Scaling information governance with Amazon DataZone: Covestro success story

November 4, 2025

3

Covestro Deutschland AG, headquartered in Leverkusen, Germany, is a world chief in high-performance polymer supplies and parts. Since its spin-off from Bayer AG in 2015, Covestro has established itself as a key participant within the chemical trade, with 48 manufacturing websites worldwide, €14.4 billion 2023 income, and 17,500 staff. Covestro’s core enterprise focuses on creating revolutionary, sustainable options for merchandise utilized in numerous features of day by day life. The corporate gives supplies for mobility, constructing and residing, electrical and electronics sectors, along with sports activities and leisure, cosmetics, well being, and the chemical trade. The corporate’s merchandise, reminiscent of polycarbonates, polyurethanes, coatings, adhesives, and specialty elastomers, are vital parts in automotive, building, electronics, and medical system industries.

To help this world operation and various product portfolio, Covestro adopted a sturdy information administration answer. On this submit, we present you ways Covestro reworked its information structure by implementing Amazon DataZone and AWS Serverless Information Lake Framework (SDLF), transitioning from a centralized information lake to an information mesh structure. By means of this strategic shift, groups can share and devour information whereas sustaining prime quality requirements via a consolidated information market and enterprise metadata glossary. The outcome: streamlined information entry, higher information high quality, and stronger governance at scale that numerous producer and shopper groups can use to run information and analytics workloads at scale, enabling over 1,000 information pipelines and reaching a 70% discount in time-to-market.

Enterprise and information challenges

Previous to their transformation, Covestro operated with a centralized information lake managed by a single information platform workforce that dealt with the info engineering duties. This centralized strategy created a number of challenges: bottlenecks in mission supply due to restricted engineering assets, difficult prioritization of use circumstances, and inefficient information sharing processes.

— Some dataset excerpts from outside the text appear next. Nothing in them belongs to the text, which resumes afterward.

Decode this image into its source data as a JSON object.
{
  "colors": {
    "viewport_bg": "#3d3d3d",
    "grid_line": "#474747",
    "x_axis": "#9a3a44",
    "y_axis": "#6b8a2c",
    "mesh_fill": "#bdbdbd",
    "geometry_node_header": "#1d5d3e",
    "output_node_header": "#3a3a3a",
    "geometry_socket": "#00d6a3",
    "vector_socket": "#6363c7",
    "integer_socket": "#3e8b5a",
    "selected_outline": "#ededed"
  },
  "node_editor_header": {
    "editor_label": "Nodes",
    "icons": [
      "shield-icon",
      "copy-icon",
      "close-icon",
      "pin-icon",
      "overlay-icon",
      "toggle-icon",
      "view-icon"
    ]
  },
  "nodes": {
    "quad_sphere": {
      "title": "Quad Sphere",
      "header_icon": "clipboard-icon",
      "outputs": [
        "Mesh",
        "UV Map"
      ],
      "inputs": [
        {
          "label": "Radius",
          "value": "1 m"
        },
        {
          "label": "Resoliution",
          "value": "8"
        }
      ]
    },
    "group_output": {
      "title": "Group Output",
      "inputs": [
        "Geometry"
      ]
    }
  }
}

The setup usually resulted in pointless information duplication, which in flip slowed down time-to-market for brand new analytics initiatives, elevated prices, and restricted the flexibility of enterprise items to behave shortly on insights.The shortage of visibility into information property created important operational challenges:

Groups couldn’t discover present datasets, usually recreating information already saved elsewhere
No clear understanding of knowledge lineage or high quality metrics
Problem in figuring out who owned particular information property or who to contact for entry
Absence of metadata and documentation about obtainable datasets
Departments shared little information about how they have been utilizing information

These visibility points, mixed with the shortage of unified entry controls, led to:

Siloed information initiatives throughout departments
Decreased belief in information high quality
Inefficient use of assets
Delayed mission timelines
Missed alternatives for cross-functional collaboration and insights

A strategic answer: Why Amazon DataZone and SDLF?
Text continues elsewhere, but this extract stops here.